Sanford also accomplished nothing as governor. For example, instead of working with the State Assembly, he only tried to work against it, vetoing 106 budget bills in 2004 alone.
That might explain why Sanford is shy of endorsements, though; the Republican-led assembly overruled 105 of those 106 vetoes in less than 90 minutes that year. They also overruled hundreds of his other vetoes throughout his term as governor.
Releasing live pigs on the floor of the state House in ‘04 didn’t help Sanford’s reputation with his own party, either.
Like Republican state Rep. Gary Simrill once told media:
“(I)n politics, you cultivate friends and create enemies. Sanford has done more creating than cultivating.”
Add in the $750 million shortage in school funding due to the budgets he passed, the continuously rising rate of unemployment under his term as governor, his cuts that lead to even more lost jobs, and his attempt to refuse our own federal tax dollars for use in South Carolina (which took the state Supreme Court to correct), and it might seem like it can’t get any worse.
But it does.
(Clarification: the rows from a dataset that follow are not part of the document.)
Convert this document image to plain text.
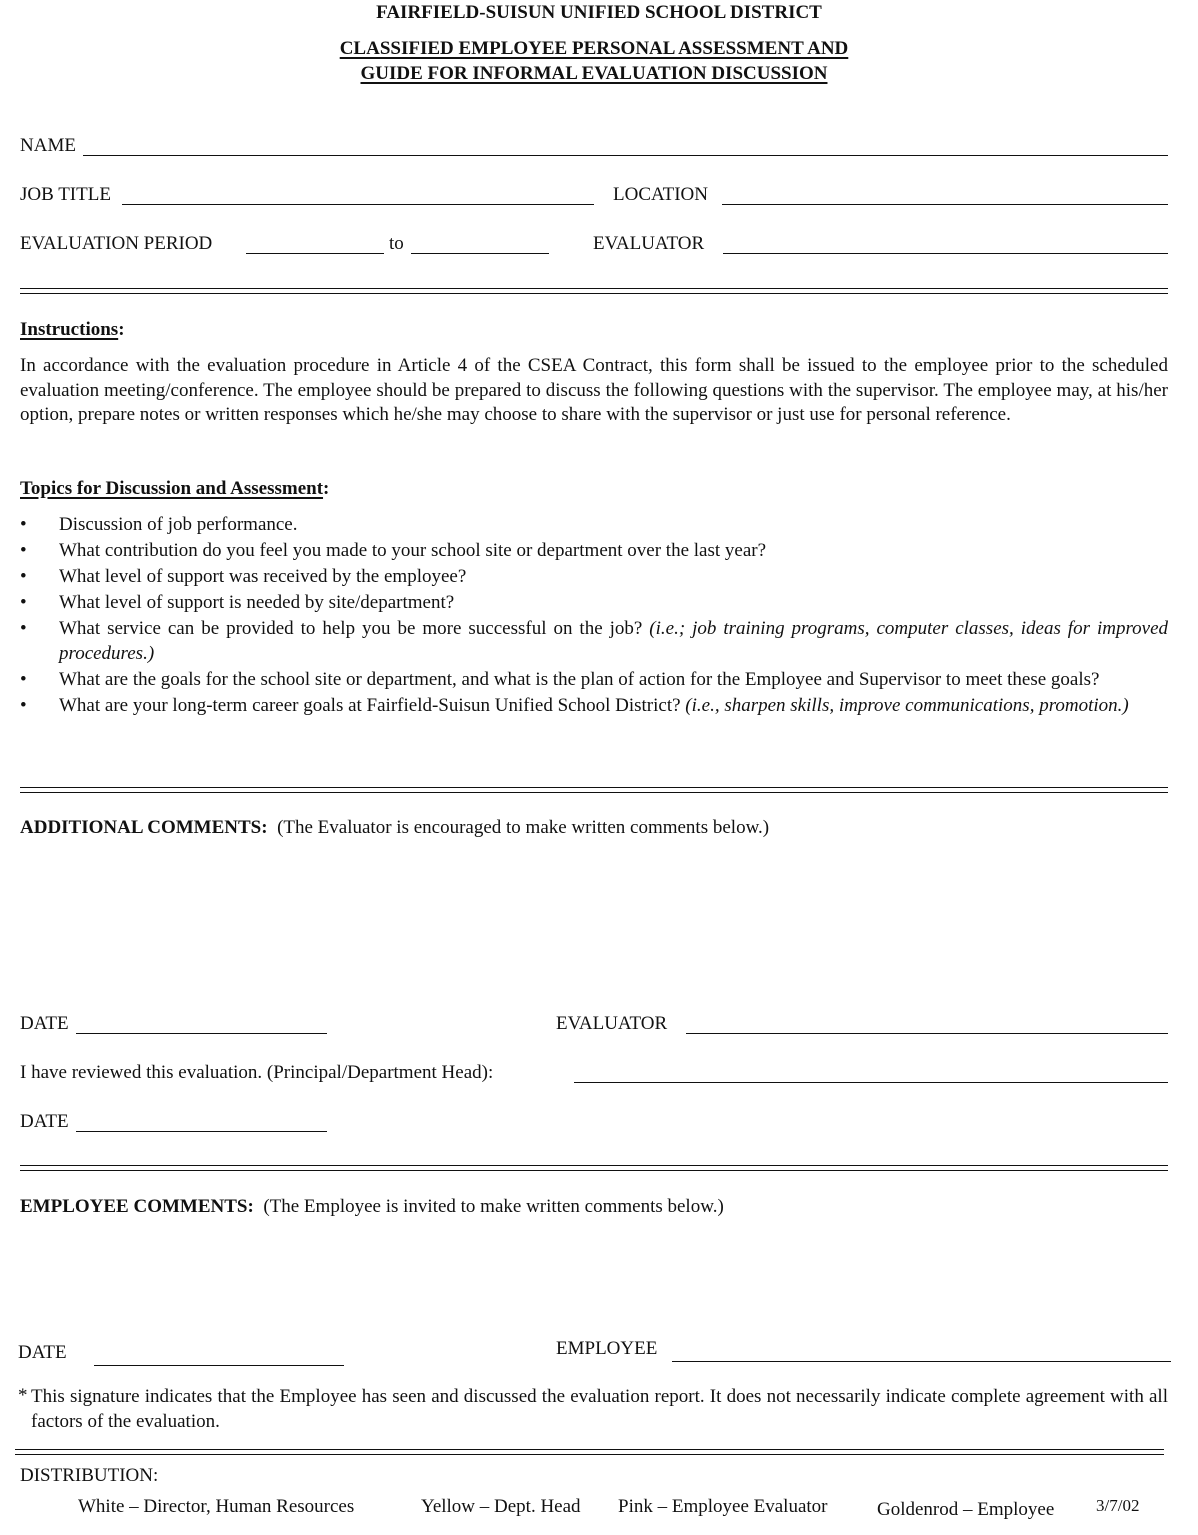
FAIRFIELD-SUISUN UNIFIED SCHOOL DISTRICT
CLASSIFIED EMPLOYEE PERSONAL ASSESSMENT AND
GUIDE FOR INFORMAL EVALUATION DISCUSSION
NAME
JOB TITLE	LOCATION
EVALUATION PERIOD	to	EVALUATOR
Instructions:
In accordance with the evaluation procedure in Article 4 of the CSEA Contract, this form shall be issued to the employee prior to the scheduled evaluation meeting/conference. The employee should be prepared to discuss the following questions with the supervisor. The employee may, at his/her option, prepare notes or written responses which he/she may choose to share with the supervisor or just use for personal reference.
Topics for Discussion and Assessment:
• Discussion of job performance.
• What contribution do you feel you made to your school site or department over the last year?
• What level of support was received by the employee?
• What level of support is needed by site/department?
• What service can be provided to help you be more successful on the job? (i.e.; job training programs, computer classes, ideas for improved procedures.)
• What are the goals for the school site or department, and what is the plan of action for the Employee and Supervisor to meet these goals?
• What are your long-term career goals at Fairfield-Suisun Unified School District? (i.e., sharpen skills, improve communications, promotion.)
ADDITIONAL COMMENTS: (The Evaluator is encouraged to make written comments below.)
DATE	EVALUATOR
I have reviewed this evaluation. (Principal/Department Head):
DATE
EMPLOYEE COMMENTS: (The Employee is invited to make written comments below.)
DATE	EMPLOYEE
* This signature indicates that the Employee has seen and discussed the evaluation report. It does not necessarily indicate complete agreement with all factors of the evaluation.
DISTRIBUTION:
White – Director, Human Resources	Yellow – Dept. Head Pink – Employee Evaluator	Goldenrod – Employee 3/7/02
Sanford’s record is chock full of hypocrisy, as his current campaign itself verifies.
Sanford pledged to never serve more than three terms in Congress, and he upheld that promise when he left in 2000 (after six stale and non-productive years). But now he’s running for a fourth term?
While in Congress, he voted to impeach Bill Clinton following the Lewinsky scandal, calling the circumstance “reprehensible.” He also publicly chastised Rep. Bob Livingston (R-La.), whose extramarital affair was revealed about the same time as Clinton’s, and called for his resignation, saying “The bottom line … is he still lied.”
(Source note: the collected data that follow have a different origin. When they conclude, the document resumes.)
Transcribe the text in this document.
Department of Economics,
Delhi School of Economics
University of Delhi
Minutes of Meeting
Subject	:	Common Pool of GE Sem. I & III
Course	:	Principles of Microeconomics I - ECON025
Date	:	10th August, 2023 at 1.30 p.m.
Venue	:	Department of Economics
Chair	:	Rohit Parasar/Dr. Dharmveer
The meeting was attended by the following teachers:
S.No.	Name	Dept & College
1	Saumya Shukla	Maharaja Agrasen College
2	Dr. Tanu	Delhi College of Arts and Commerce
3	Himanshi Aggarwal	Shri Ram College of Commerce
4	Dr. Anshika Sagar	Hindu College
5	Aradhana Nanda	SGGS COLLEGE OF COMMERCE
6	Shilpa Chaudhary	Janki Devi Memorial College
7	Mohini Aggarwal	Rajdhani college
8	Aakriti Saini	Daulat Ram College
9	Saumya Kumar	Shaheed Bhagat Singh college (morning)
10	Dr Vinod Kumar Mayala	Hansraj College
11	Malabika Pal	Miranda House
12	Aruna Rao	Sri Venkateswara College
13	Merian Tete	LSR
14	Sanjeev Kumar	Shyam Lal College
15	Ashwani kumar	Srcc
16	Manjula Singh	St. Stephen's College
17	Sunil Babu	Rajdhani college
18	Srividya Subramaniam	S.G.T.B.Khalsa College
But Sanford only went on to have his own extramarital affair. And lied about it. And then got forced to pay us back for his use of our tax dollars for that fling.
By his public pledge for limited terms, combined with the precedents he himself set in the Clinton and Livingston situations, how he can possibly seek office now? This makes Sanford a hypocrite.
He has no support from elected officials in his own party. He’s flip-flopped on his own standards, both political and moral.
But he still has the audacity to ask for our vote?
Sorry, Sanford, but your ship’s about to go under on May 7.